Newman and his crew were joined at the groundbreaking by Mayor Erin Mendenhall, Councilwoman Ana Valdemoros, housing advocates, real estate executives and others — reflecting the promise that Eco Box’s pioneering approach could help with Utah’s current lack of affordable homes.

“This is a crisis,” Mendenhall said of the housing gap. “And this new project helps us address it in a new way. By breaking this mold, we can now replicate in other ways across the city.”

In a time-consuming and costly back-and-forth with building officials since mid-2017, Eco Box has tackled a range of concerns on earthquake and fire safety, parking and how the uniquely boxy structure will tie into sewer and power utilities.

One city building official said the review for Box 500 was unique.

“It was a ton of work, but it’s necessary for us to be vigilant," said Orion Goff, director of the city’s building services and civil enforcement. "We’re going to be scrutinized on this.”

Goff said his staff plans to inspect large pieces of the apartment complex as they are completed off-site at Eco Box Fabricators factory, at 534 West 800 South.

Crews will then move those pieces to the building site and stack them, Newman said. “By the time we finish building the foundations,” he said, “I’ll have two floors ready to be put up.”

Eco Box spent at least $650,000 on research and development, computer modeling and other measures, Newman said, to prove the container-stacking concepts behind Box 500 Apartments would meet city building codes.

“Now that the engineering is done,” he said, “we can build a lot more of them and provide a lot of housing for a lot of people.”

Newman said he was inspired to pursue the project by a 14-dwelling complex made of shipping containers in California, which housed homeless veterans. “I thought, ‘We could do it better — and Salt Lake is in need,’” he said.

The city says the units will go to residents making 60% of Salt Lake City’s median incomes — as set by federal numbers — with added guarantees that Box 500 rents also won’t take more than 30% of each renter’s total budget.

The high numbers of Utahns spending a third to 50% or more on housing costs are considered “cost burdened” under city policy.

Mendenhall said the city had waived impact fees typically charged to developers on such projects, in exchange for 15 years of those rent subsidies.

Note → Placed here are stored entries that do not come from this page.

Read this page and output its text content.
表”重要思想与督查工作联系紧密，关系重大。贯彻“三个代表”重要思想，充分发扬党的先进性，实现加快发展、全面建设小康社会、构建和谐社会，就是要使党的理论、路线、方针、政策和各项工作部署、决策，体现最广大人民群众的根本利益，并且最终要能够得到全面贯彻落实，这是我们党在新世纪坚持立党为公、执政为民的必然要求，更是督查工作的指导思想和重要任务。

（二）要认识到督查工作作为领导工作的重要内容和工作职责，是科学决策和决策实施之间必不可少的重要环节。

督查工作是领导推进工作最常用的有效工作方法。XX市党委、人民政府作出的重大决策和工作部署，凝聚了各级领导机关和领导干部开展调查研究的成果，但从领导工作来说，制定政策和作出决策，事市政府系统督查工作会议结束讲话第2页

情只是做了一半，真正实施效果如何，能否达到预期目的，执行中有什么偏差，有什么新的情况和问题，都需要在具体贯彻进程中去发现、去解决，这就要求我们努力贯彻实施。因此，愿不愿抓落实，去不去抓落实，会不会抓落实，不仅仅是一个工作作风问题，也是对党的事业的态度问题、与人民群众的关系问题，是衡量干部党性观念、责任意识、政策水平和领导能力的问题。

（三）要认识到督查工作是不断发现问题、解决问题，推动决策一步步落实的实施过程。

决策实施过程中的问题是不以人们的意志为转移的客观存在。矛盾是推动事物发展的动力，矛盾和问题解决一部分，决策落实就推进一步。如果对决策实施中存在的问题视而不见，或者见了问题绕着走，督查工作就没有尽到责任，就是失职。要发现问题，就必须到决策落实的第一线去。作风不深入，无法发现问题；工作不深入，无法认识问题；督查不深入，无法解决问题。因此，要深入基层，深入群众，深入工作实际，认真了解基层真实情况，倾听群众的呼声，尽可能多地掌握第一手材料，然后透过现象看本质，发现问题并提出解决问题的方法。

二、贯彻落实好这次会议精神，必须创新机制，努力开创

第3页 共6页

Newman is otherwise refusing tax incentives for affordable housing with Box 500, as part of proving the concept, he said.

The mayor, a former city councilwoman who took office in January, said the city’s permit approval showed a commitment to recycling and sustainability, as well as a willingness to get creative in bringing more affordable units to Utah’s capital.

She praised Newman and Eco Box for collaborating with the city and issued a call to Utah’s housing developers:

“Work with us,” Mendenhall said. “Work with us to find new ways and to figure out how to get to ‘yes’ on processes that are instilled with the values of Salt Lake City being a place where all can afford to live.”